1 9 9 2 – 1 9 9 3 (USA)
20 x 30 minute episodes
This sketch comedy series from FOX
featured Jennifer Aniston, Tom Kenny and Wayne Knight (Newman from Seinfeld) in the ensemble cast, but the star was Julie Brown – the former MTV humorist whose parody of Madonna was surpassed only by the singing star’s own Justify My Love video.
Episodes made extensive use of animation and computer graphics to give it an unstructured MTV look. There were commercial satires, celebrity satires, and parodies of TV series such as Beverly Hills 90210, Sally Jessy Raphael, Studs (“Sluts”) and videos.
There was a lot of cartoon-style violence in The Edge – most episodes began with the cast assembling onstage and then being decapitated, crushed, blown up, or otherwise destroyed just before the first commercial break.

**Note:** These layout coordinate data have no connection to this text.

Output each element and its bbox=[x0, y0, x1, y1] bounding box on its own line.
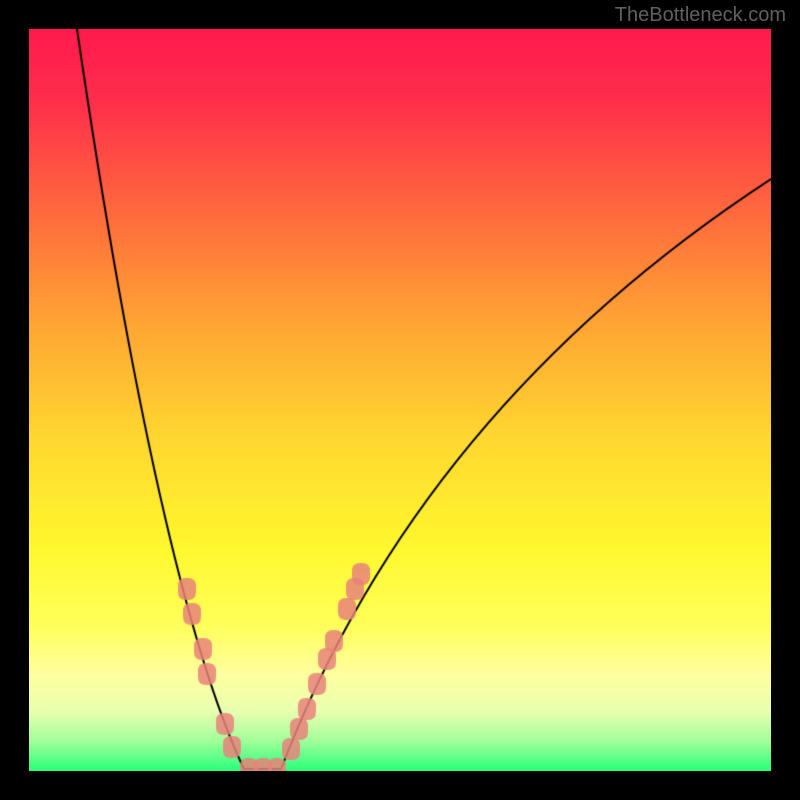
plot-area bbox=[29, 29, 771, 771]
frame-bottom bbox=[0, 771, 800, 800]
plot-curve-layer bbox=[29, 29, 771, 771]
frame-left bbox=[0, 0, 29, 800]
frame-right bbox=[771, 0, 800, 800]
watermark-text: TheBottleneck.com bbox=[615, 4, 786, 27]
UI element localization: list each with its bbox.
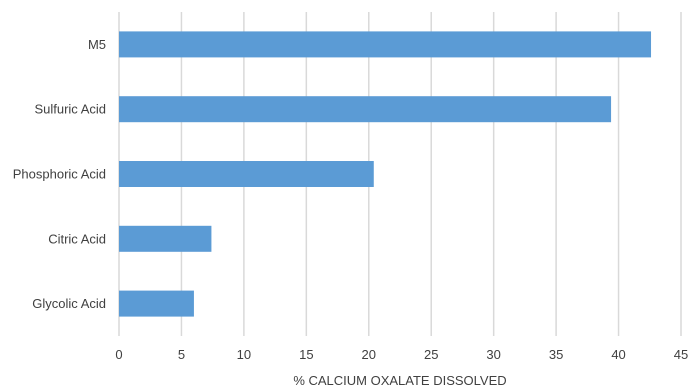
x-tick-label: 40 [611,347,625,362]
x-tick-label: 0 [115,347,122,362]
bar-sulfuric-acid [119,96,612,123]
category-label: M5 [88,37,106,52]
x-tick-label: 5 [178,347,185,362]
category-label: Glycolic Acid [32,296,106,311]
x-tick-label: 10 [237,347,251,362]
x-tick-label: 35 [549,347,563,362]
category-label: Phosphoric Acid [13,167,106,182]
category-label: Sulfuric Acid [34,102,106,117]
category-label: Citric Acid [48,231,106,246]
x-tick-label: 25 [424,347,438,362]
bar-phosphoric-acid [119,161,374,187]
bar-m5 [119,31,652,58]
bars-group [119,31,652,317]
x-tick-label: 45 [674,347,688,362]
x-tick-labels: 0 5 10 15 20 25 30 35 40 45 [115,347,688,362]
category-labels: M5 Sulfuric Acid Phosphoric Acid Citric Aci… [13,37,106,311]
x-tick-label: 15 [299,347,313,362]
bar-glycolic-acid [119,290,194,317]
bar-citric-acid [119,225,212,252]
x-tick-label: 20 [362,347,376,362]
x-axis-title: % CALCIUM OXALATE DISSOLVED [293,373,506,388]
x-tick-label: 30 [486,347,500,362]
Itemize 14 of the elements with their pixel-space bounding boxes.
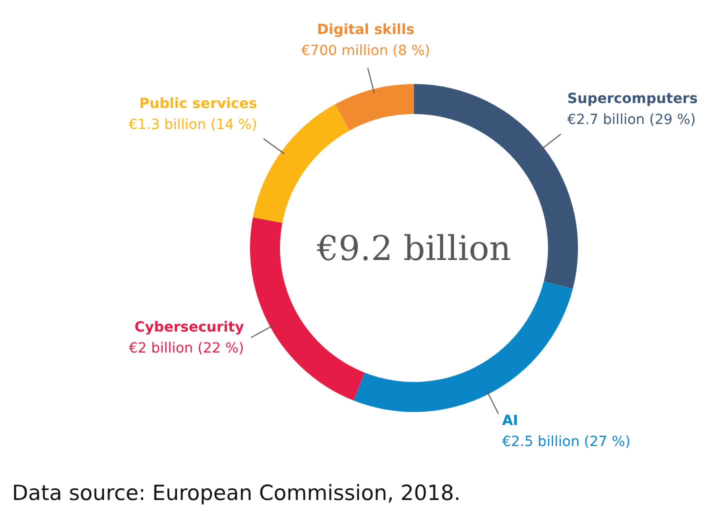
source-note: Data source: European Commission, 2018. xyxy=(12,481,461,505)
slice-label: AI xyxy=(502,412,518,429)
text: €9.2 billion xyxy=(316,229,512,269)
data-label: €2 billion (22 %) xyxy=(128,340,244,356)
slice-label: Digital skills xyxy=(317,22,414,38)
slice-label: Supercomputers xyxy=(567,91,698,108)
slice-label: Public services xyxy=(139,96,258,112)
donut-slice xyxy=(354,281,573,412)
data-label: €2.5 billion (27 %) xyxy=(502,434,631,450)
donut-slice xyxy=(334,84,414,131)
data-label: €2.7 billion (29 %) xyxy=(567,112,696,128)
data-label: €1.3 billion (14 %) xyxy=(128,116,258,133)
data-label: €700 million (8 %) xyxy=(301,43,430,60)
slice-label: Cybersecurity xyxy=(134,319,244,336)
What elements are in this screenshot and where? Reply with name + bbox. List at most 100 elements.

One recurring sketch showed a giant Delta Burke from Designing Women plucking people from houses and eating them.
Armed Family (pictured) was about a pleasant middle-class family who continually shot each other (and everyone else) at the slightest provocation.
Another was a bizarre animation of a guy in a suit who reacted to situations, metamorphosed, and then disassembled.
The series created an uproar when powerful Hollywood producer Aaron Spelling threatened to sue over the wild lampoons of his sex-driven shows. In one 90210 send-up, an actress portraying Tori Spelling (his real-life actress-daughter) hogged scenes and kicked other cast members, screaming, “I can do that because it’s Daddy’s show!”
Spelling demanded a public apology, which producer David Mirkin refused to give.
Mirkin subsequently left the show, although the production company claimed there was no connection.
One of the featured performers, Julie Brown, also wrote and produced some of the sketches.
Several of the players from this short-lived show furthered their comedy careers in more successful ventures.
How often do you think Jennifer Aniston thanks God that she was released from this monstrosity in time for Friends?